To be fair, it was extremely unlikely there would be a kneejerk reaction with companies getting rid of staff immediately following the vote on 23 June. Staff bloodletting in the immediate aftermath would have looked both premature and vicious, and been a PR disaster.
The insidious risk is that as the UK economy slows, as is widely predicted, private firms will stay cautious on investment given the Brexit negotiations with the EU and that it will feed into the field of hiring.
As such, it was to be expected that despite yesterday’s positive numbers, everyone from the CBI employers’ body to the TUC is urging the government to announce major infrastructure programmes in the Autumn Statement to help underpin the economy and the prospects for employment.

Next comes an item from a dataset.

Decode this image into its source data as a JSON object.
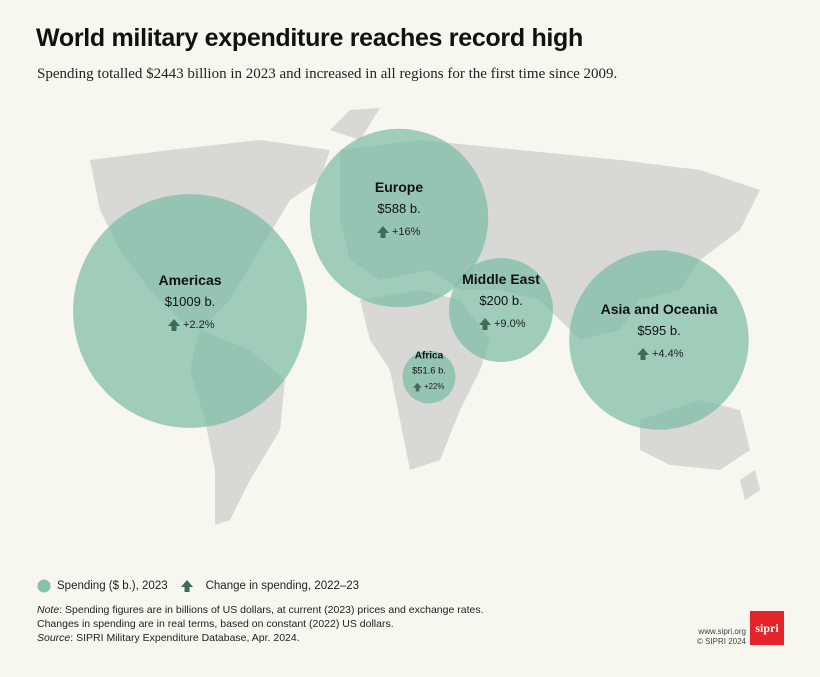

For now, though, let’s be pleased employment reached a record high of just under 75 per cent in the three months to June – with 31.8 million people in work, 172,000 more than in the previous quarter.
Meanwhile, jobless rates of 4.9 per cent in the UK and 5.2 per cent in Scotland (which saw a fall of 26,000 in unemployed over the period) are clearly healthy, much better than the EU’s deep south. We are in an economic twilight zone at present, tentatively feeling our way. But the latest employment data is perhaps more reassuring than we might have hoped.
Looking up for Lookers
Car dealership Lookers – owner of Taggarts – has made its strategy clear: sell its parts business while focusing on the cars through organic growth and acquisitions. It seems to be paying off.
Halftime sales have jumped to a record £2.3 billion from £1.75bn at Lookers’s 150 dealerships in the UK and Ireland. Investors, with a 20 per cent rise in the divi, may feel they are driving through scenic country, with the window down and soothing music playing.